Finding confidence, joy, and the courage to speak out after six years in college, Tamiah Coffee bears it all: herself, exactly the way she is.
*Editor’s Note: Advanced Photojournalism Documentary Project, Prof. Eric Thomas, University of Kansas Spring ’23
“Being a black woman on this campus has sucked for so long.”
25-year-old Tamiah Reneé Coffee (she/they) graduates from KU this spring with a BA in Film & Media Studies and a minor in African & African American Studies with a concentration in Music and Culture, after 6 years at college.
Tamiah, or “Coffee” as she prefers to be known, started college at KU in 2016.
“When I got into here I fucking cried like it was fucking Princeton, and then I got here and realized it was all this glass bubble,” she said. “There are very dangerous places on this campus.”
Some of these places included the Scholarship Halls on campus, where Coffee shared a room with three black women, the only other women of color in the entire 50+ student hall. Their room was also in a secluded part of the building, separated from everyone else. “It’s crazy, and it’s really sad.”
After three years of initial challenges, Coffee took a year off from school in 2019. After returning, she made Murphy Hall, the building where Theatre and Music classes happen, her home on campus. Unfortunately, the year she came back was 2020, and the pandemic halted that on-campus experience. After the pandemic though? Coffee flourished.
“Being here [Murphy Hall] the last two years has made me feel very safe and at home, and feel like all that shit was worth it,” she said. “I’ve learned how to persevere here.”
Perseverance isn’t the only skill that Coffee holds dear. She is grateful for the skills she’s learned in her Film and Media studies because they give her the tools she needs to speak out. And that’s exactly what she plans on doing.
“You gotta get mad and you gotta speak up,” she said. “I’m here to disrupt some shit and shake some shit because that shit that’s been happening every day in the fucking news pisses me off. I need to say something about it.”

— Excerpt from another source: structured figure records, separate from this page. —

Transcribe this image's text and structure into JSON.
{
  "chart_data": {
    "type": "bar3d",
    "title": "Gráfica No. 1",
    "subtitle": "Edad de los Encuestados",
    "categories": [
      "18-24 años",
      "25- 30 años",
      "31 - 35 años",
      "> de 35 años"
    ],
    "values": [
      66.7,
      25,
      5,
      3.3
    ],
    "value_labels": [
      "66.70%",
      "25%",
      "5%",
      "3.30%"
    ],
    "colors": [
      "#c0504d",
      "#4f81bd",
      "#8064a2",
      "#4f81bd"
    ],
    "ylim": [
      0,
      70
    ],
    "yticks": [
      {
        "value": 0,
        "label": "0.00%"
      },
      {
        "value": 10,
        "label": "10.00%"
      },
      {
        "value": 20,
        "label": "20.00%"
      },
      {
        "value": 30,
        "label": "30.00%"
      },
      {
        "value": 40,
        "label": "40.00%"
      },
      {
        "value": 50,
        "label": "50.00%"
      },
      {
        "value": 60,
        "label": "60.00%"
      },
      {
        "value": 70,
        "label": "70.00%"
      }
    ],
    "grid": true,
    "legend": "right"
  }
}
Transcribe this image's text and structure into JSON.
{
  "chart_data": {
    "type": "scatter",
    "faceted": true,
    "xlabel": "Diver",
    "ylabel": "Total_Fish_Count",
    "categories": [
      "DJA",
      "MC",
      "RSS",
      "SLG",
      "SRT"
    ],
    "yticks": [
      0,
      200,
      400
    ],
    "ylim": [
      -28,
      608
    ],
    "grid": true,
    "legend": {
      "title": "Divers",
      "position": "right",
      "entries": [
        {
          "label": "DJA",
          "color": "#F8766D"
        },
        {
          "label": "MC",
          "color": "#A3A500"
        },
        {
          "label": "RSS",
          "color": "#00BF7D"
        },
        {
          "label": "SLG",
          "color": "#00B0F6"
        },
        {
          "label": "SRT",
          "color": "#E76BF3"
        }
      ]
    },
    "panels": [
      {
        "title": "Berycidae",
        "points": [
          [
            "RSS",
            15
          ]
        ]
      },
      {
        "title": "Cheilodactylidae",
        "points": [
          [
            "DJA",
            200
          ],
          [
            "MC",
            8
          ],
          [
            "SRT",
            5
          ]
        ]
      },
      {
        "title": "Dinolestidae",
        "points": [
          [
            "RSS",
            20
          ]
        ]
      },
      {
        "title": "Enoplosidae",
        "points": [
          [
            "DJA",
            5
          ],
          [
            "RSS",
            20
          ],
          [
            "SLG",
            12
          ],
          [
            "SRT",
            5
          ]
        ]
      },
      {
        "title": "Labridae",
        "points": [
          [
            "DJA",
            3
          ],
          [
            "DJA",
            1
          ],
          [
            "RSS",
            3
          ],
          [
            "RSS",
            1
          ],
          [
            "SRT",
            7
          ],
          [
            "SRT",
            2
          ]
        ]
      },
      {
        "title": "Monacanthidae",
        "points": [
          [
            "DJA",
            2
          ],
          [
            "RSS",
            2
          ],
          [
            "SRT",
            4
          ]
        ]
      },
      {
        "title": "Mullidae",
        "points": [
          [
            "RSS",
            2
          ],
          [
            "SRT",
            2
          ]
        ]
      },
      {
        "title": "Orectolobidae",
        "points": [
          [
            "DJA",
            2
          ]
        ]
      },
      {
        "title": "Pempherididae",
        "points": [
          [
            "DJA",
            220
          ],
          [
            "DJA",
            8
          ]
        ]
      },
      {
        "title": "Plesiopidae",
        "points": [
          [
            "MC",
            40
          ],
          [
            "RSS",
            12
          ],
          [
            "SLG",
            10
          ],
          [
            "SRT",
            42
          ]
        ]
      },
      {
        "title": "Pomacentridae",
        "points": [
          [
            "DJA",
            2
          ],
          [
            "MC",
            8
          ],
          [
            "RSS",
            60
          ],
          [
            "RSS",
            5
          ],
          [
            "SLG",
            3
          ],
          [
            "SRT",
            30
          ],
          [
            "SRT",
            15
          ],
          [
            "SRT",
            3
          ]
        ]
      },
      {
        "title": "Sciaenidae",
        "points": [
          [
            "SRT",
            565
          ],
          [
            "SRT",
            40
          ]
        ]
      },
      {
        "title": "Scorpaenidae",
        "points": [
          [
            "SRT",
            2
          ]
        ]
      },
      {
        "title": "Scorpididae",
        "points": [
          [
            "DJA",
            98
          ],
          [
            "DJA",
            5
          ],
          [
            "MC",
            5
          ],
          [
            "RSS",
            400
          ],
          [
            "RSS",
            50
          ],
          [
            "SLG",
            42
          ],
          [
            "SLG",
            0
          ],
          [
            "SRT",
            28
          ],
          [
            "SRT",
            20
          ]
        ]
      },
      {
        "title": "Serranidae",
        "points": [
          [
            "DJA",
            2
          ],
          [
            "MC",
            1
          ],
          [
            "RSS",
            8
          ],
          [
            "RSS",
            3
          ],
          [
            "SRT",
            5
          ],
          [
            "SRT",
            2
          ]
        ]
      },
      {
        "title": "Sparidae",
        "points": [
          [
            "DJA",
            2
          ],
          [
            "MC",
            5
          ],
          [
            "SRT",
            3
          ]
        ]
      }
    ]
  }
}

Coffee plans to start her own podcast after a podcast she did at KU about being a woman of color on a predominantly white campus was super successful.
“A lot of people did not like it, and I’m very proud of that.” Coffee said with a laugh.
Speaking out hasn’t always been Coffee’s strong suit, though. She spent a lot of time in ROTC- the Marines specifically. But that ended when she came to college. Despite the fact that she was one of the top-performing cadets and was offered a position among the ranks at KU, she turned it down.
“I’m not gonna keep holding your guns and shoot who you don’t like. What am I going to get? You gon keep oppressing my people? That don’t seem fair!”
However, through all the challenges Coffee has faced, she remains herself, unwilling to change even when facing “shitty people.”
“At the end of the day, I fuck with me. And I fuck with me in all the versions of myself, whether I’m fat as hell, skinny as fuck, depressed, happy, drunk- I don’t give a fuck,” she said. “It’s just giving a fuck about yourself and coming to terms with who you are. Knowing you don’t have to be, like a 10, literally every day cuz that’s unbelievable and unattainable and even Lizzo don’t do that shit. So like, if Lizzo don’t do it then why I gotta do it?”
But overall, Coffee is grateful for her time at KU, and she’s ready for the next chapter of her life.
“KU taught me that greatness lies in some weird ass fucking places,” she said. “I know who I am and I’m true to myself- I love myself so much.”